Even if you’re well educated on the subject, Pomeranz said, it’s challenging to know if you’re meeting daily requirements because there are no strict regulations for how these foods are labeled.


When in doubt, go for the pure grain. The easiest way “to be 100% sure that what you’re eating is whole grain,” Pomeranz said, is to purchase something that contains a whole grain as the only ingredient, such as a bag of oats or brown rice.


Prioritize high-fiber foods. When comparing foods with a “whole grain” label, always chose those with the highest amounts of fiber, Slavin said. A high fiber count is a good sign that the food has a fair amount of whole grains, Du said.


Pay attention to ingredient order. For food items with a variety of ingredients, look for whole grains at the top of the ingredients list. If the first few ingredients contain words such as “100% whole grain,” “whole wheat flour” or “100% whole wheat flour,” that’s a good sign that you’re picking a healthier choice, Du said.


If the food contains mostly refined grains (which don’t count as whole grains) such as white flour or cornmeal, Slavin said, it doesn’t mean it’s automatically unhealthy. If the grains are enriched or fortified with certain vitamins and minerals, they can still add to your overall nutrition. But keep in mind that refined grains will lack fiber, she added.


Start slow and mix things up. To work more whole grains into your diet, you don’t need to fully revamp your eating patterns at once, Feller said. “I like to encourage folks to think about what small things they can add.” That could mean including a whole-grain-based side dish with your dinner or blending oats into your morning smoothie.
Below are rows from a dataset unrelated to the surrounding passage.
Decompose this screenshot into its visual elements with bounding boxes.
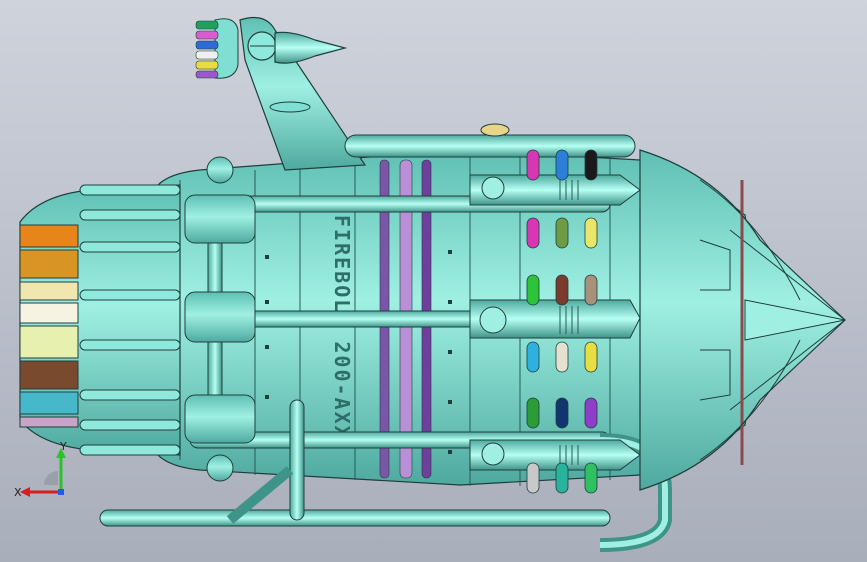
engine-3d-model[interactable]: FIREBOLT 200-AXX bbox=[0, 0, 867, 562]
cad-3d-viewport[interactable]: FIREBOLT 200-AXX bbox=[0, 0, 867, 562]
capsule bbox=[584, 274, 598, 306]
intake-fins bbox=[19, 224, 79, 428]
capsule bbox=[584, 341, 598, 373]
z-axis-marker bbox=[58, 489, 64, 495]
upper-tail-fin bbox=[214, 17, 367, 171]
capsule bbox=[555, 397, 569, 429]
injector-blocks bbox=[184, 156, 256, 482]
capsule bbox=[526, 149, 540, 181]
exhaust-cone bbox=[639, 149, 846, 491]
capsule bbox=[584, 462, 598, 494]
capsule bbox=[584, 149, 598, 181]
capsule bbox=[555, 149, 569, 181]
capsule bbox=[555, 341, 569, 373]
orientation-triad[interactable]: Y X bbox=[14, 440, 84, 510]
capsule bbox=[526, 217, 540, 249]
capsule bbox=[555, 274, 569, 306]
x-axis-label: X bbox=[14, 486, 22, 499]
capsule bbox=[526, 341, 540, 373]
capsule bbox=[584, 397, 598, 429]
y-axis-label: Y bbox=[59, 440, 67, 453]
triad-base-icon bbox=[44, 471, 58, 485]
gold-cap bbox=[480, 123, 510, 137]
capsule bbox=[584, 217, 598, 249]
capsule bbox=[526, 462, 540, 494]
capsule bbox=[526, 397, 540, 429]
capsule bbox=[555, 462, 569, 494]
capsule bbox=[555, 217, 569, 249]
capsule bbox=[526, 274, 540, 306]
If you’re not used to eating whole grains, start with more approachable ones such as oats or corn, Feller said. If certain grains don’t fit with your food culture, she added, that’s OK. Find what works for you.


If you ever start to get bored with the grains on your plate, mix things up, Feller said. If you’re sick of brown rice, try wild rice — or swap your whole wheat bread for a whole rye loaf. Variation can keep things interesting and make it more likely that you’ll meet your daily whole-grain goals.


“As long as we are trying to be health-conscious when we are doing our grocery shopping” and making slight adjustments over time, those changes will add up, Du said.